The finalising of the dashboard isn’t the final chapter of the bok as mark then goes on to cover the new PowerPivot feature in Excel which is only available with Microsoft Office 2013 Professional Plus. PowerPivot uses a new in-memory analytics engine which allows users to work with pivot tables based on millions of rows which is more than could fit into an Excel worksheet and also allows multiple sources of dara to be connected together.
As with the rest of the book, this chapter contains step by step practical examples which are easy to follow. The chapter covers the subject from a low level, such as describing relationships for those not used to working with databases, but is done in such a way that more advanced readers don’t need to wade through all this information if they want to jump ahead.
The final chapter of the book is Chapter 10, Slightly Crazy Stuff, where Mark covers the elements which didn’t fit into the dashboard being build. It’s a nice look at some of the features which could be used if required.
If you’re looking to get into building dashboards of Dynamics GP data in Excel 2013, then this book is defintely one to buy. The coverage is of sufficient depth and easy to follow that building dashboards should be quite easy with the information learned.

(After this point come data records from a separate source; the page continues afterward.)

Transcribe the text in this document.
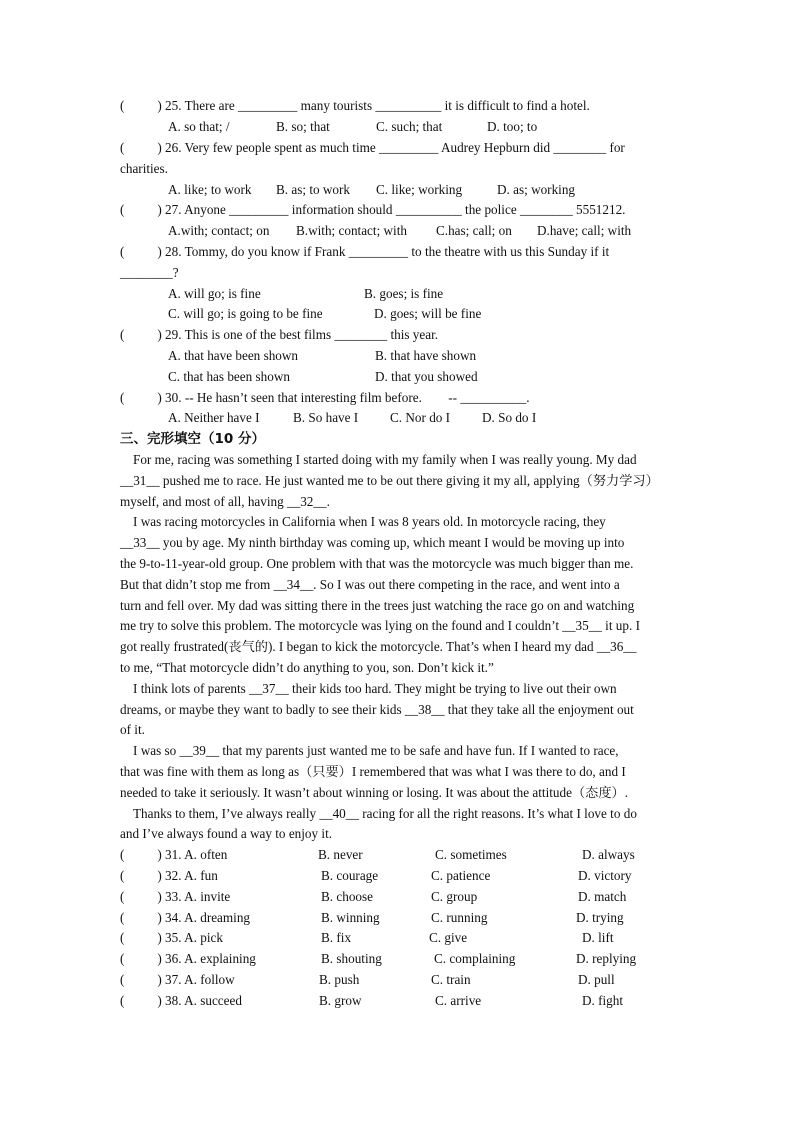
(          ) 25. There are _________ many tourists __________ it is difficult to find a hotel.
A. so that; /	B. so; that	C. such; that	D. too; to
(          ) 26. Very few people spent as much time _________ Audrey Hepburn did ________ for
charities.
A. like; to work B. as; to work C. like; working	D. as; working
(          ) 27. Anyone _________ information should __________ the police ________ 5551212.
A.with; contact; on B.with; contact; with C.has; call; on D.have; call; with
(          ) 28. Tommy, do you know if Frank _________ to the theatre with us this Sunday if it
________?
A. will go; is fine	B. goes; is fine
C. will go; is going to be fine	D. goes; will be fine
(          ) 29. This is one of the best films ________ this year.
A. that have been shown	B. that have shown
C. that has been shown	D. that you showed
(          ) 30. -- He hasn’t seen that interesting film before.        -- __________.
A. Neither have I	B. So have I C. Nor do I D. So do I
三、完形填空（10 分）
For me, racing was something I started doing with my family when I was really young. My dad
__31__ pushed me to race. He just wanted me to be out there giving it my all, applying（努力学习）
myself, and most of all, having __32__.
I was racing motorcycles in California when I was 8 years old. In motorcycle racing, they
__33__ you by age. My ninth birthday was coming up, which meant I would be moving up into
the 9-to-11-year-old group. One problem with that was the motorcycle was much bigger than me.
But that didn’t stop me from __34__. So I was out there competing in the race, and went into a
turn and fell over. My dad was sitting there in the trees just watching the race go on and watching
me try to solve this problem. The motorcycle was lying on the found and I couldn’t __35__ it up. I
got really frustrated(丧气的). I began to kick the motorcycle. That’s when I heard my dad __36__
to me, “That motorcycle didn’t do anything to you, son. Don’t kick it.”
I think lots of parents __37__ their kids too hard. They might be trying to live out their own
dreams, or maybe they want to badly to see their kids __38__ that they take all the enjoyment out
of it.
I was so __39__ that my parents just wanted me to be safe and have fun. If I wanted to race,
that was fine with them as long as（只要）I remembered that was what I was there to do, and I
needed to take it seriously. It wasn’t about winning or losing. It was about the attitude（态度）.
Thanks to them, I’ve always really __40__ racing for all the right reasons. It’s what I love to do
and I’ve always found a way to enjoy it.
(          ) 31. A. often	B. never	C. sometimes	D. always
(          ) 32. A. fun	B. courage	C. patience	D. victory
(          ) 33. A. invite	B. choose	C. group	D. match
(          ) 34. A. dreaming	B. winning	C. running	D. trying
(          ) 35. A. pick	B. fix	C. give	D. lift
(          ) 36. A. explaining	B. shouting	C. complaining	D. replying
(          ) 37. A. follow	B. push	C. train	D. pull
(          ) 38. A. succeed	B. grow	C. arrive	D. fight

I do sometimes worry I sound like a fanboy when I review books, because I am usually very impressed with what I have read, that I then feel that I have veered the other way and been too critical. Much like I felt while reviewing Leslie Vail’s recent book.
Like Leslie’s book, I’d feel no hesitation to recommend this one to anyone looking to build dashboards for Dynamics GP in Excel. In fact, as much as I have described hating design work and partially skipping over those chapters, the explanations of how to do the formatting and design work seemed really good so I’d suggest a read to anyone looking to improve the look of dashboards for data from any system.